“That’s because of who you are, Vladimir. Much of Elysia fears you, fears what you are capable of.”
“What am I capable of?” The room grew silent. Vlad was taunting his uncle on purpose, baiting him, trying to get Otis to admit that there was even a tiny smidgeon of possibility lurking within the Pravus stories that Otis had deemed fairy tales. When his uncle refused to respond, Vlad met his gaze and said, “Otis, do you believe in the prophecy ... even a little bit?”
Obvious tension filled his uncle. He paused for a moment, as if summoning the courage to speak, or perhaps just putting the words together in his mind before speaking them aloud. “I cannot deny what I’ve been witness to over the past few years, but I refuse to believe that you are capable of enslaving the human race.”
“Dorian said I’ll do that out of charity.”
“Dorian was a madman.”
Vlad’s jaw tightened. It was time to come clean and tell Otis the truth about what happened the night Dorian died. No matter what Otis might have to say about it. “What if I’m a madman now, Otis? What if you are?”
Otis met his gaze, his forehead lined with confusion. “What do you mean?”
With a deep breath, Vlad released words from his lips, words that he’d been holding in all summer long. “I drank from him. I drank from Dorian.”
Otis pursed his lips. He seemed angry, but Vlad wasn’t sure why exactly. Vlad had never promised his uncle that he wouldn’t feed from Dorian. In fact, Otis had never said anything about the subject at all. Still, his uncle looked like he’d been betrayed in the worst way. “And you wonder why you’re seeing visions of your father?”
Vlad tried hard to ignore that. Even though it stung, especially coming from his uncle.
He counted two heartbeats, then a third. After a deep breath, he met Otis’s eyes again, calm.
Well, mostly calm, anyway.
“We both drank his blood, in some manner. I drank his, you drank his son Adrian’s. What’s the difference? Because I really don’t see it. If it’s so bad that I did it, then you’re just as guilty.” He hadn’t raised his voice, not quite, but his tone was defiant. Otis was acting like he was ashamed of Vlad’s actions. But really, when it came down to it, crazy or not, Vlad was glad he drank from Dorian, glad that he honored a dying vampire’s final wish.
Even if it did make him hallucinate things that could not possibly be.
Otis’s face flushed pink, but only for a second. He tossed the wadded up map into the recycling bin. “I made a huge mistake, Vladimir. A drunken, stupid, imbecilic mistake born of pain and loss. I was mourning your father and blood-drunk and stupid enough to listen to Dorian. But you ... what were you thinking? You’re better than me-so much better than me. And now...”
Otis shook his head sadly. “His blood ... it taints people.”
“He told me to do it.” Vlad held his uncle’s gaze, determined. “And I trusted him. So I drank.”

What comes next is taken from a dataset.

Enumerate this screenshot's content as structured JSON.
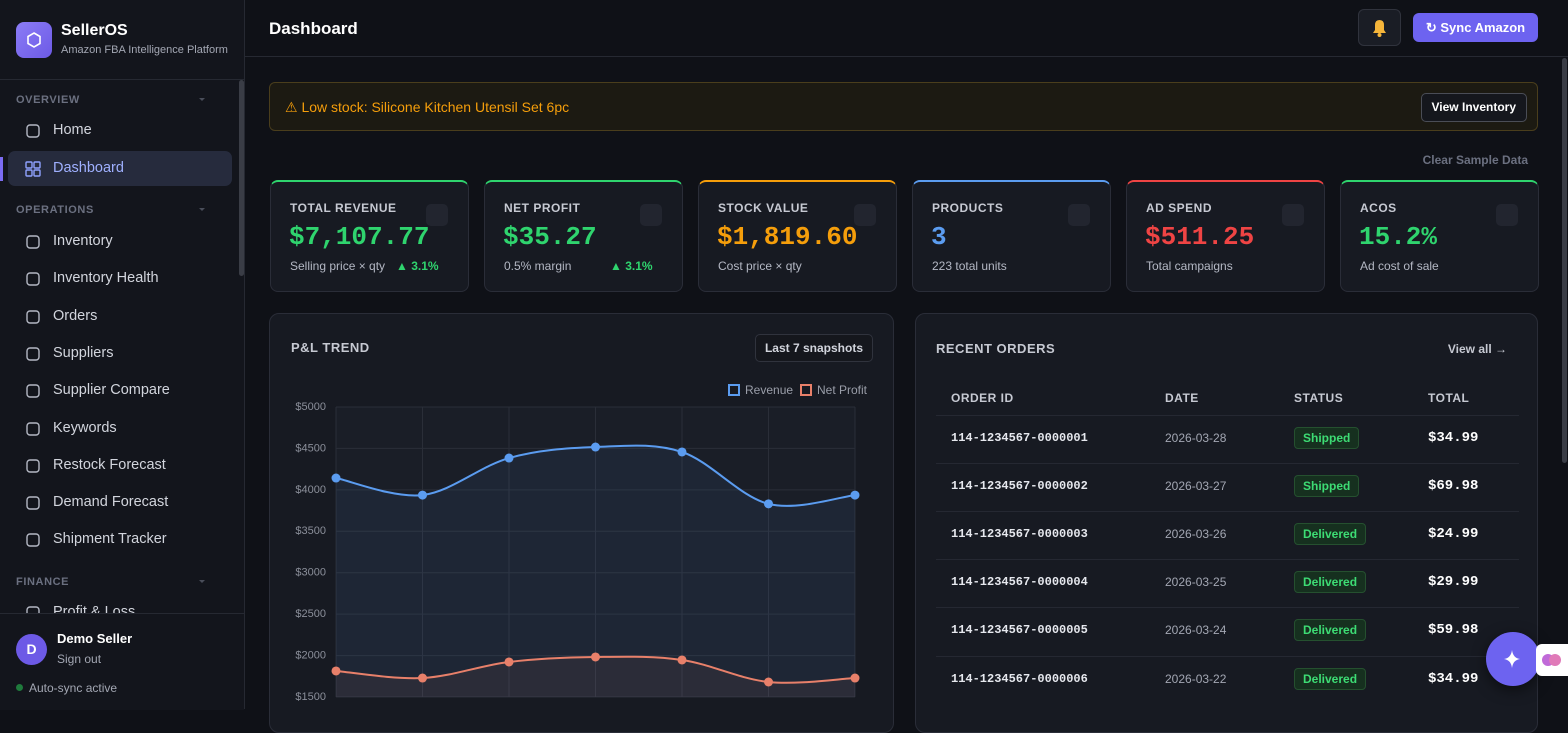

Otis’s eyes widened in surprise. Something else lurked there too. Betrayal, maybe. Maybe regret. But Vlad wasn’t certain why. He knew that Otis hadn’t trusted Dorian and that Otis had wanted to protect Vlad from him, but he wasn’t at all certain he trusted his uncle’s motives. In fact, he was a bit concerned that maybe Otis had wanted him to stay away from Dorian to ensure that Vlad wouldn’t entertain any idea at all that he was the Pravus. After all, to this day Otis was still in denial about Vlad’s status. Maybe he was afraid of it. And if that were true, then maybe he was afraid of Vlad.
Otis sighed in frustration and defeat. “But why? Why did you listen to him? How could you trust Dorian?”
Vlad chose his words carefully and spoke them crisply so that Otis could not shut them out of his doubting, fearful mind. “Because he’s the Keeper of the Prophecy, Otis. And I’m the Subject of that prophecy.”